In his New York Times best seller “The 7 Habits of Highly Effective People”, Dr. Stephen Covey outlines seven specific habits that, when implemented, will greatly enhance your effectiveness in both business and personal relationships. Habit number 4 is: “Think Win-Win”. Win-Win is not how most of us have been trained to think. Our natural tendencies push us toward Win-Lose. We succumb to the belief that every interaction must have a winner and a loser, and we want to win. At the very least, we want to make sure we don’t lose. Our competitive nature combined with a fear of loss will quite often bring out the worst in us as we press on to win. It is this basic human trait that has brought such prosperity to the legal profession and jammed our court dockets months in advance.
What if we change the way we think? What if we actually search for ways to “win” and not let others lose in the process. What if we actually go for the win-win? I’ll bet someone reading this just thought: “Yeah, but nice guys finish last”. Well, I am not talking about being a “nice guy” and I am not talking about finishing last. Finishing last is not win-win. Finishing last is win-lose and I don’t want to be the latter half of that equation either. Win-win is a wonderfully creative way to approach life and it adds a pleasant twist to problem-solving as well.
Let me share a real-life story with you about a good friend of mine. His name is Glen and he lives here in the Nashville area, attends the same church as I do and has become a good friend over the last few years. Glen is a great guy. He lives life to the fullest and always ends up enhancing the lives of those around him. Quite frankly, I don’t know anyone who does not like Glen. The key to Glen’s happiness and success is not that he has no challenges in his life. In fact, he has had more than most of us. My friend’s key to success is how he handles those challenges, always looking for the “up-side” of any situation. He loves to find the win-win.
One day Glen was backing out of a parking space and inadvertently hit another vehicle. Most of us have been there at some point in our driving experience. Whether we are at fault or not, the initial meeting of two people that have just had an accident is usually fraught with anxiety and apprehension. Glen tells me that, as he exited his truck, he was already thinking to himself: “How can I make this better”. The vehicle was about 10 years old and the dent Glen caused, while not all that serious, was going to be expensive to fix in relation to the value of the vehicle. The police would need to fill out a report. The insurance company will send out an adjuster, get the dent fixed and reimburse the shop.

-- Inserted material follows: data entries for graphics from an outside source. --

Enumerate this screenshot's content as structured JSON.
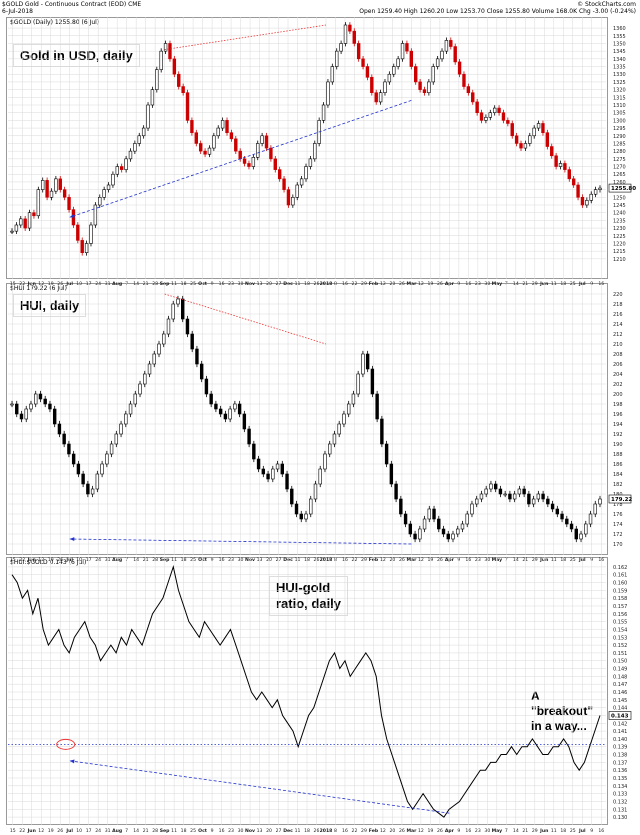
{
  "header": {
    "symbol_line": "$GOLD Gold - Continuous Contract (EOD) CME",
    "date_line": "6-Jul-2018",
    "right_line1": "© StockCharts.com",
    "right_line2": "Open 1259.40  High 1260.20  Low 1253.70  Close 1255.80  Volume 168.0K  Chg -3.00 (-0.24%)"
  },
  "panels": {
    "gold": {
      "legend": "$GOLD (Daily) 1255.80 (6 Jul)",
      "caption": "Gold in USD, daily",
      "last_label": "1255.80"
    },
    "hui": {
      "legend": "$HUI 179.22 (6 Jul)",
      "caption": "HUI, daily",
      "last_label": "179.22"
    },
    "ratio": {
      "legend": "$HUI:$GOLD 0.143 (6 Jul)",
      "caption": "HUI-gold\nratio, daily",
      "caption_line1": "HUI-gold",
      "caption_line2": "ratio, daily",
      "annotation_line1": "A \"breakout\"",
      "annotation_line2": "in a way...",
      "last_label": "0.143"
    }
  },
  "x_axis": [
    "15",
    "22",
    "Jun",
    "12",
    "19",
    "26",
    "Jul",
    "10",
    "17",
    "24",
    "31",
    "Aug",
    "7",
    "14",
    "21",
    "28",
    "Sep",
    "11",
    "18",
    "25",
    "Oct",
    "9",
    "16",
    "23",
    "30",
    "Nov",
    "13",
    "20",
    "27",
    "Dec",
    "11",
    "18",
    "26",
    "2018",
    "8",
    "16",
    "22",
    "29",
    "Feb",
    "12",
    "20",
    "26",
    "Mar",
    "12",
    "19",
    "26",
    "Apr",
    "9",
    "16",
    "23",
    "30",
    "May",
    "7",
    "14",
    "21",
    "29",
    "Jun",
    "11",
    "18",
    "25",
    "Jul",
    "9",
    "16"
  ],
  "colors": {
    "up": "#000000",
    "down": "#cc0000",
    "red_dotted": "#ee3333",
    "blue_dashed": "#2233cc",
    "grid": "#d9d9d9"
  },
  "chart_data": [
    {
      "type": "candlestick",
      "name": "Gold in USD, daily",
      "ylim": [
        1206,
        1362
      ],
      "yticks": [
        1210,
        1215,
        1220,
        1225,
        1230,
        1235,
        1240,
        1245,
        1250,
        1255,
        1260,
        1265,
        1270,
        1275,
        1280,
        1285,
        1290,
        1295,
        1300,
        1305,
        1310,
        1315,
        1320,
        1325,
        1330,
        1335,
        1340,
        1345,
        1350,
        1355,
        1360
      ],
      "closes": [
        1228,
        1232,
        1236,
        1230,
        1240,
        1238,
        1255,
        1261,
        1250,
        1254,
        1262,
        1255,
        1250,
        1242,
        1232,
        1222,
        1214,
        1220,
        1232,
        1245,
        1250,
        1255,
        1258,
        1265,
        1270,
        1268,
        1275,
        1280,
        1285,
        1290,
        1295,
        1310,
        1320,
        1333,
        1345,
        1350,
        1340,
        1330,
        1322,
        1318,
        1300,
        1292,
        1285,
        1280,
        1278,
        1282,
        1290,
        1295,
        1300,
        1292,
        1288,
        1280,
        1275,
        1272,
        1270,
        1276,
        1285,
        1290,
        1282,
        1275,
        1268,
        1262,
        1255,
        1245,
        1250,
        1258,
        1262,
        1270,
        1275,
        1285,
        1300,
        1310,
        1325,
        1335,
        1345,
        1350,
        1362,
        1358,
        1350,
        1340,
        1335,
        1328,
        1318,
        1312,
        1318,
        1325,
        1330,
        1335,
        1340,
        1350,
        1345,
        1335,
        1325,
        1320,
        1318,
        1325,
        1335,
        1340,
        1345,
        1352,
        1348,
        1338,
        1330,
        1322,
        1318,
        1312,
        1305,
        1300,
        1302,
        1305,
        1308,
        1305,
        1300,
        1298,
        1290,
        1285,
        1282,
        1285,
        1290,
        1295,
        1298,
        1292,
        1283,
        1277,
        1270,
        1272,
        1268,
        1262,
        1258,
        1250,
        1245,
        1248,
        1252,
        1255,
        1256
      ],
      "ref_lines": [
        {
          "style": "red-dotted",
          "from": [
            "Sep",
            1346
          ],
          "to": [
            "2018",
            1362
          ]
        },
        {
          "style": "blue-dashed-arrow",
          "from": [
            "Mar",
            1313
          ],
          "to": [
            "Jul",
            1237
          ]
        }
      ]
    },
    {
      "type": "candlestick",
      "name": "HUI, daily",
      "ylim": [
        169,
        221
      ],
      "yticks": [
        170,
        172,
        174,
        176,
        178,
        180,
        182,
        184,
        186,
        188,
        190,
        192,
        194,
        196,
        198,
        200,
        202,
        204,
        206,
        208,
        210,
        212,
        214,
        216,
        218,
        220
      ],
      "closes": [
        198,
        196,
        195,
        197,
        198,
        200,
        199,
        198,
        197,
        194,
        192,
        190,
        188,
        186,
        184,
        182,
        180,
        181,
        184,
        186,
        188,
        190,
        192,
        194,
        196,
        198,
        200,
        202,
        204,
        206,
        208,
        210,
        212,
        215,
        218,
        219,
        215,
        212,
        209,
        206,
        203,
        200,
        198,
        197,
        196,
        195,
        197,
        198,
        196,
        193,
        190,
        187,
        185,
        184,
        183,
        185,
        186,
        184,
        181,
        178,
        176,
        175,
        176,
        179,
        182,
        185,
        188,
        190,
        192,
        194,
        196,
        198,
        200,
        204,
        208,
        205,
        200,
        195,
        190,
        186,
        182,
        179,
        176,
        174,
        172,
        171,
        173,
        175,
        177,
        175,
        173,
        172,
        171,
        172,
        173,
        174,
        176,
        178,
        179,
        180,
        181,
        182,
        181,
        180,
        180,
        179,
        180,
        181,
        180,
        178,
        179,
        180,
        179,
        178,
        177,
        176,
        175,
        174,
        173,
        171,
        172,
        174,
        176,
        178,
        179
      ],
      "ref_lines": [
        {
          "style": "red-dotted",
          "from": [
            "Sep",
            220
          ],
          "to": [
            "2018",
            210
          ]
        },
        {
          "style": "blue-dashed-arrow",
          "from": [
            "Mar",
            170
          ],
          "to": [
            "Jul",
            171
          ]
        }
      ]
    },
    {
      "type": "line",
      "name": "HUI-gold ratio, daily",
      "ylim": [
        0.1295,
        0.1625
      ],
      "yticks": [
        0.13,
        0.131,
        0.132,
        0.133,
        0.134,
        0.135,
        0.136,
        0.137,
        0.138,
        0.139,
        0.14,
        0.141,
        0.142,
        0.143,
        0.144,
        0.145,
        0.146,
        0.147,
        0.148,
        0.149,
        0.15,
        0.151,
        0.152,
        0.153,
        0.154,
        0.155,
        0.156,
        0.157,
        0.158,
        0.159,
        0.16,
        0.161,
        0.162
      ],
      "values": [
        0.161,
        0.16,
        0.158,
        0.159,
        0.156,
        0.158,
        0.154,
        0.152,
        0.153,
        0.154,
        0.152,
        0.151,
        0.153,
        0.154,
        0.155,
        0.153,
        0.152,
        0.15,
        0.151,
        0.152,
        0.151,
        0.153,
        0.152,
        0.154,
        0.153,
        0.152,
        0.154,
        0.156,
        0.157,
        0.158,
        0.16,
        0.162,
        0.159,
        0.157,
        0.155,
        0.154,
        0.153,
        0.155,
        0.154,
        0.153,
        0.152,
        0.153,
        0.154,
        0.152,
        0.15,
        0.148,
        0.146,
        0.145,
        0.146,
        0.145,
        0.144,
        0.145,
        0.143,
        0.142,
        0.141,
        0.139,
        0.141,
        0.143,
        0.144,
        0.146,
        0.148,
        0.15,
        0.151,
        0.149,
        0.15,
        0.148,
        0.149,
        0.15,
        0.151,
        0.15,
        0.148,
        0.143,
        0.14,
        0.138,
        0.136,
        0.134,
        0.132,
        0.131,
        0.132,
        0.133,
        0.132,
        0.131,
        0.1305,
        0.13,
        0.131,
        0.1315,
        0.132,
        0.133,
        0.134,
        0.135,
        0.136,
        0.136,
        0.137,
        0.137,
        0.138,
        0.138,
        0.139,
        0.138,
        0.139,
        0.139,
        0.14,
        0.139,
        0.138,
        0.138,
        0.139,
        0.139,
        0.14,
        0.139,
        0.137,
        0.136,
        0.137,
        0.139,
        0.141,
        0.143
      ],
      "ref_lines": [
        {
          "style": "blue-dotted-horizontal",
          "y": 0.1393
        },
        {
          "style": "blue-dashed-arrow",
          "from": [
            "Apr",
            0.1305
          ],
          "to": [
            "Jul",
            0.1372
          ]
        },
        {
          "style": "red-ellipse",
          "at": [
            "Jul",
            0.1393
          ]
        }
      ]
    }
  ]
}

Glen decided to go for win-win. He asked the other driver what the vehicle was worth and offered to buy it for a fair price. By purchasing the damaged vehicle, Glen was able to make the damaged driver “whole” financially and then sell the vehicle to someone else (dent and all) to recoup most (or all) of his money. The financial impact to Glen is minimal and the other person will take the money and put it down on a nicer and newer vehicle. THAT’S WIN-WIN. Everyone comes out better when you reach win-win. If this same scenario had gone the “traditional” route, the outcome could have been much less desirable. In fact, the insurance company might have decided to total the vehicle, rather than repair it, and give the owner less than fair market value.
How much better would both your business and personal life be if you could just find the mutual benefit in each of your relationships? Is it easy? Not at first. But as you consciously look for the win-win in life, you will find it becomes a habit. Good habits produce the good things in life. Glen has been both a good friend and a good example in my life. I wish you could all know him, but obviously you cannot. What you CAN do is adopt his positive and upbeat perspective on life and set the example for those around you.